Magazine For Composites Professionals

Japan Airline crash rises questions on carbon fibre composites

The wreckage of JA13XJ, the airplane involved in the 2024 Haneda Airport runway collision.Wikipedia. By Makochan12.9 – Own work, CC BY-SA 4.0,

On 3rd January 2024, an Airbus A 350 of Japan airlines (JAL) crashed into a turboprop plane belonging to Japan Coast Guard shortly after landing at Haneda airport, Tokyo. All the passengers aboard the A350 were rescued safely from the burring aircraft but the five of the six-coast guard crew were killed.

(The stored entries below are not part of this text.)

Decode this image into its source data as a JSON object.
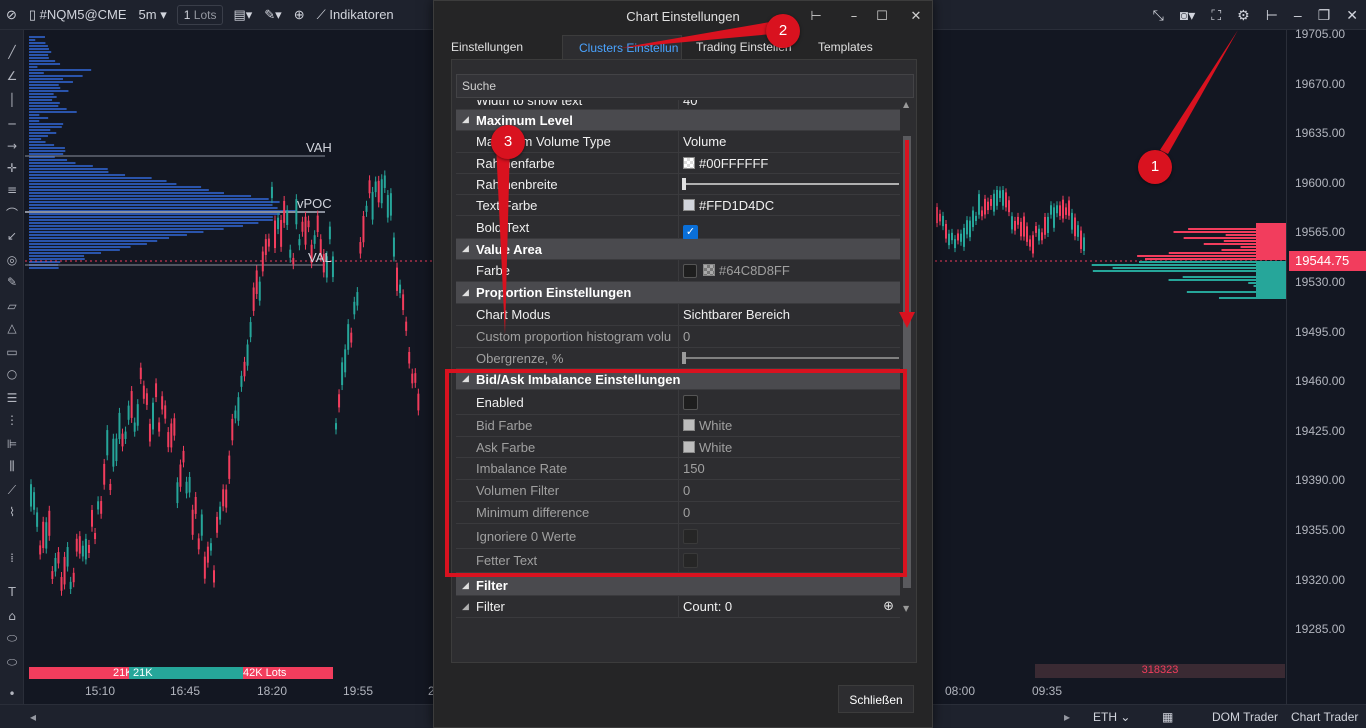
{
  "toolbar": {
    "symbol": "#NQM5@CME",
    "timeframe": "5m",
    "lots_qty": "1",
    "lots_label": "Lots",
    "indicators_label": "Indikatoren"
  },
  "chart": {
    "levels": {
      "vah": "VAH",
      "vpoc": "vPOC",
      "val": "VAL"
    },
    "price_ticks": [
      "19705.00",
      "19670.00",
      "19635.00",
      "19600.00",
      "19565.00",
      "19530.00",
      "19495.00",
      "19460.00",
      "19425.00",
      "19390.00",
      "19355.00",
      "19320.00",
      "19285.00"
    ],
    "current_price": "19544.75",
    "time_ticks": [
      "15:10",
      "16:45",
      "18:20",
      "19:55",
      "2",
      "08:00",
      "09:35"
    ],
    "volume_left_a": "21K",
    "volume_left_b": "21K",
    "volume_left_c": "42K Lots",
    "volume_right": "318323",
    "colors": {
      "up": "#26a69a",
      "down": "#f23d5d",
      "profile": "#2f5fc4"
    }
  },
  "bottombar": {
    "session": "ETH",
    "dom_trader": "DOM Trader",
    "chart_trader": "Chart Trader"
  },
  "dialog": {
    "title": "Chart Einstellungen",
    "tabs": [
      "Einstellungen",
      "Clusters Einstellun",
      "Trading Einstellen",
      "Templates"
    ],
    "search_placeholder": "Suche",
    "rows": {
      "width_show_text": {
        "name": "Width to show text",
        "value": "40"
      },
      "max_level": "Maximum Level",
      "max_vol_type": {
        "name": "Maximum Volume Type",
        "value": "Volume"
      },
      "rahmenfarbe": {
        "name": "Rahmenfarbe",
        "value": "#00FFFFFF"
      },
      "rahmenbreite": {
        "name": "Rahmenbreite"
      },
      "text_farbe": {
        "name": "Text Farbe",
        "value": "#FFD1D4DC"
      },
      "bold_text": {
        "name": "Bold Text"
      },
      "value_area": "Value Area",
      "farbe": {
        "name": "Farbe",
        "value": "#64C8D8FF"
      },
      "proportion": "Proportion Einstellungen",
      "chart_modus": {
        "name": "Chart Modus",
        "value": "Sichtbarer Bereich"
      },
      "custom_prop": {
        "name": "Custom proportion histogram volu",
        "value": "0"
      },
      "obergrenze": {
        "name": "Obergrenze, %"
      },
      "bid_ask": "Bid/Ask Imbalance Einstellungen",
      "enabled": {
        "name": "Enabled"
      },
      "bid_farbe": {
        "name": "Bid Farbe",
        "value": "White"
      },
      "ask_farbe": {
        "name": "Ask Farbe",
        "value": "White"
      },
      "imbalance_rate": {
        "name": "Imbalance Rate",
        "value": "150"
      },
      "volumen_filter": {
        "name": "Volumen Filter",
        "value": "0"
      },
      "min_diff": {
        "name": "Minimum difference",
        "value": "0"
      },
      "ignoriere": {
        "name": "Ignoriere 0 Werte"
      },
      "fetter_text": {
        "name": "Fetter Text"
      },
      "filter_cat": "Filter",
      "filter": {
        "name": "Filter",
        "value": "Count: 0"
      }
    },
    "close_label": "Schließen"
  },
  "annotations": {
    "one": "1",
    "two": "2",
    "three": "3"
  }
}
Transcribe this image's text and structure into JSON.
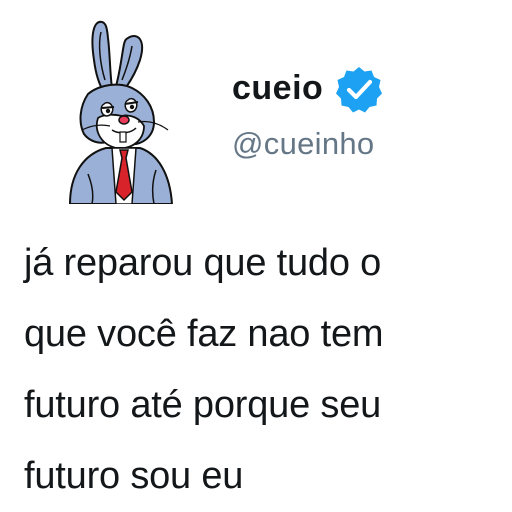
{
  "user": {
    "display_name": "cueio",
    "handle": "@cueinho",
    "verified": true,
    "avatar_icon": "bugs-bunny-avatar",
    "verified_color": "#1da1f2"
  },
  "tweet": {
    "lines": [
      "já reparou que tudo o",
      "que você faz nao tem",
      "futuro até porque seu",
      "futuro sou eu"
    ]
  },
  "colors": {
    "text": "#14171a",
    "handle": "#657786",
    "background": "#ffffff"
  }
}
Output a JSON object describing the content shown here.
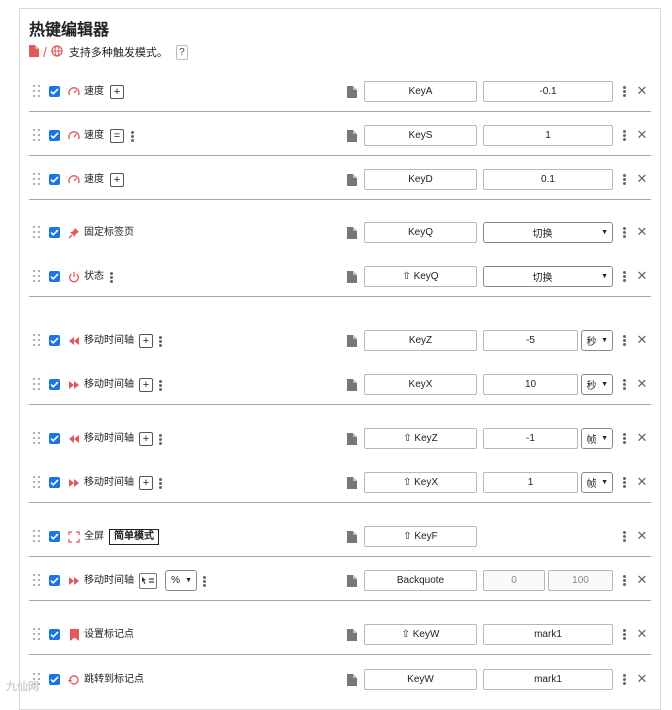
{
  "header": {
    "title": "热键编辑器",
    "subtitle": "支持多种触发模式。",
    "help_label": "?",
    "slash": "/"
  },
  "rows": [
    {
      "label": "速度",
      "key": "KeyA",
      "value": "-0.1",
      "plus": "+"
    },
    {
      "label": "速度",
      "key": "KeyS",
      "value": "1",
      "equals": "="
    },
    {
      "label": "速度",
      "key": "KeyD",
      "value": "0.1",
      "plus": "+"
    },
    {
      "label": "固定标签页",
      "key": "KeyQ",
      "select": "切换"
    },
    {
      "label": "状态",
      "key": "⇧ KeyQ",
      "select": "切换"
    },
    {
      "label": "移动时间轴",
      "key": "KeyZ",
      "value": "-5",
      "unit": "秒",
      "plus": "+"
    },
    {
      "label": "移动时间轴",
      "key": "KeyX",
      "value": "10",
      "unit": "秒",
      "plus": "+"
    },
    {
      "label": "移动时间轴",
      "key": "⇧ KeyZ",
      "value": "-1",
      "unit": "帧",
      "plus": "+"
    },
    {
      "label": "移动时间轴",
      "key": "⇧ KeyX",
      "value": "1",
      "unit": "帧",
      "plus": "+"
    },
    {
      "label": "全屏",
      "key": "⇧ KeyF",
      "mode": "简单模式"
    },
    {
      "label": "移动时间轴",
      "key": "Backquote",
      "value_from": "0",
      "value_to": "100",
      "select": "%"
    },
    {
      "label": "设置标记点",
      "key": "⇧ KeyW",
      "value": "mark1"
    },
    {
      "label": "跳转到标记点",
      "key": "KeyW",
      "value": "mark1"
    }
  ],
  "colors": {
    "accent": "#1a73e8",
    "icon_red": "#e05858"
  },
  "icons": [
    "drag-handle-icon",
    "checkbox-icon",
    "gauge-icon",
    "pin-icon",
    "power-icon",
    "rewind-icon",
    "fast-forward-icon",
    "fullscreen-icon",
    "bookmark-icon",
    "cursor-list-icon",
    "document-icon",
    "globe-icon",
    "kebab-icon",
    "close-icon"
  ],
  "watermark": "九仙网"
}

The news agency Reuters reported “the runway collision in Japan marks the first time a modern lightweight airliner has burnt down and is being seen as a test case for how well a new generation of carbon-composites airplanes copes with a catastrophic fire. While investigators seek the cause of the collision, the aviation industry is keen to confirm the survivability of high-tech composites airliners which have transformed the economics of long-haul flight and airlines in the past decade.”

As per information available the external structure of the A350 such as fuselage, major portions of wings, tails, and nose section are made of composites and it is 53% by weight.

The crash “is really the first case study that we have, not only from a fire perspective, but also just from a crash survivability perspective,” said Anthony Brickhouse, an air safety expert at Embry-Riddle Aeronautical University”, the agency quoted.

“Experts said the fact that all passengers and crew evacuated safely while the structure was intact will renew confidence in the materials which were certified with special conditions. But they cautioned it is too early to draw full conclusions about how the A350’s composites hull held up against fire or what technological lessons may be learned” states the news report.